System Splitting and Architectural Evolution: Strategies for Scaling and Robustness

As business complexity increases and system throughput grows, unified deployment becomes more difficult, and interdependent modules make the system heavy and fragile. Therefore, business needs to be split, systems decoupled, and internal architecture upgraded to improve capacity and robustness. The following introduces two parts: system splitting and structural evolution.

1. System Splitting

System splitting, from a resource perspective, includes application splitting and database splitting. In terms of order, it can be horizontal scaling, vertical splitting, business splitting, and horizontal splitting.

Figure 1 System Decomposition Principles

1) Horizontal Scaling

Horizontal scaling is the initial solution and the first choice when the system hits a bottleneck, mainly expanding in two ways: adding instances to applications and clustering to increase throughput; using master‑slave database replication for read/write separation, as the database is the most critical resource.

2) Vertical Splitting

Vertical splitting truly begins to split the system, separating by business functions such as user system, product system, transaction system, etc. Service call governance is introduced to handle dependencies between sub‑systems, improving decoupling and stability; degradation mechanisms prevent cascading failures.

Business‑related databases are also split into user DB, product DB, transaction DB, etc.

3) Business Splitting

Business splitting targets the application layer, separating features such as shopping cart, checkout, order, flash‑sale, etc. For flash‑sale systems, product information can be pre‑loaded into JVM cache to reduce external calls and improve performance, relieving pressure on the product system.

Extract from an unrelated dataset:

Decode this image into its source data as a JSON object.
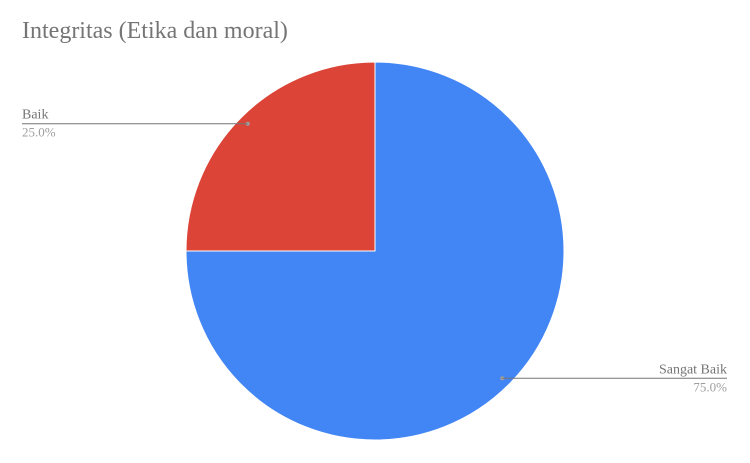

Database splitting steps: vertical partitioning, vertical sharding, horizontal partitioning, horizontal sharding.

Figure 2 Product Table Splitting

Vertical sharding means splitting a large table into smaller tables based on field update or query frequency; vertical sharding of databases means splitting by business (e.g., order DB, product DB, user DB); horizontal partitioning splits a large table into many tables; horizontal sharding further splits tables.

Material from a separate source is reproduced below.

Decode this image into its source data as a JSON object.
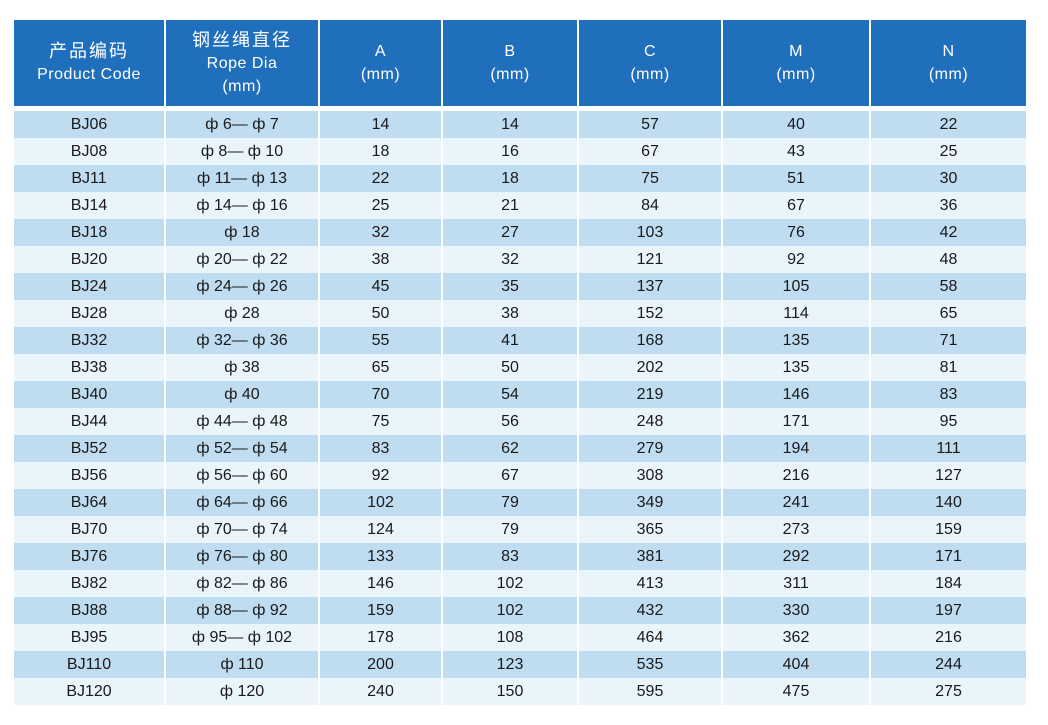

Figure 3 Sharding and Partitioning

4) Horizontal Splitting

Service layering turns system services into building blocks, separating functional and non‑functional systems; the middle‑platform acts as a component library, while the front‑end composes these blocks to quickly respond to business changes, e.g., a product page showing main image, price, stock, coupons, and recommendations.

Database can also separate hot and cold data; archival of obsolete items, and older order data can be stored differently.

2. Structural Evolution

Structural evolution is required as system complexity and performance demands increase, prompting internal architecture upgrades. Early systems directly linked applications to databases; after splitting, functions rely on other systems via remote calls.

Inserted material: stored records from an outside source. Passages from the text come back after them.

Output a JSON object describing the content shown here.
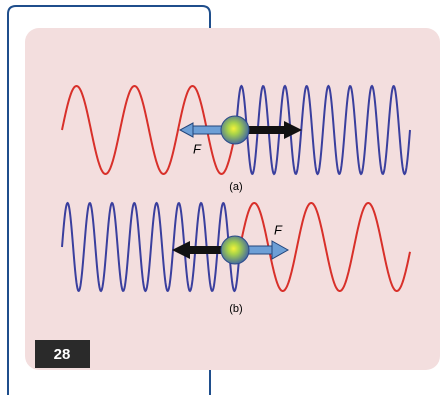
{
  "figure": {
    "panels": [
      {
        "force_label": "F",
        "caption": "(a)"
      },
      {
        "force_label": "F",
        "caption": "(b)"
      }
    ]
  },
  "page_number": "28"
}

Figure 4 Early Application Structure

Increasing performance demands make databases a bottleneck, leading to the introduction of cache and indexes to handle key‑value and complex queries. Cache + index is a basic high‑concurrency solution, with variations in implementation.

In 2014, a system with 300 million hot records was upgraded using Solr + Redis; only indexes were stored in Solr, results stored as primary keys, then fetched from Redis. Redis stored only hot data with expiration; cache miss fell back to the database and wrote back to Redis. This balances resources and performance. Nowadays ES + HBase is also popular.

Figure 5 Adding Cache and Index

Frequently used data can be placed in JVM cache; for example, category information in e‑commerce. ThreadLocal can be used for thread‑local cache, but must manage eviction and validity.

Figure 6 Adding Local Cache

When dependent services are unstable, treat them as data sources with caching to reduce risk, e.g., caching merchant info to isolate the product system from merchant service instability.

Figure 7 Remote Service Evolves to Data Source

User experience demands low latency; asynchronous processing via message middleware is effective. In e‑commerce order flow, the front‑end returns the payment page while the order system saves data asynchronously.

Business layer can be divided into basic services and composite services; data layer into data sources and index caches. Technologies and middleware must be combined effectively to solve various system problems.

Figure 8 Complex Structure

3. Conclusion

System architecture becomes increasingly complex, improving stability and robustness; technology choices must align with business pain points, technical reserves, and resource constraints, otherwise they become unrealistic.

The above summarizes recent technical transformations and upgrades; future detailed sharing on specific points is possible. System splitting ultimately leads to micro‑services; structural evolution reflects technological upgrades.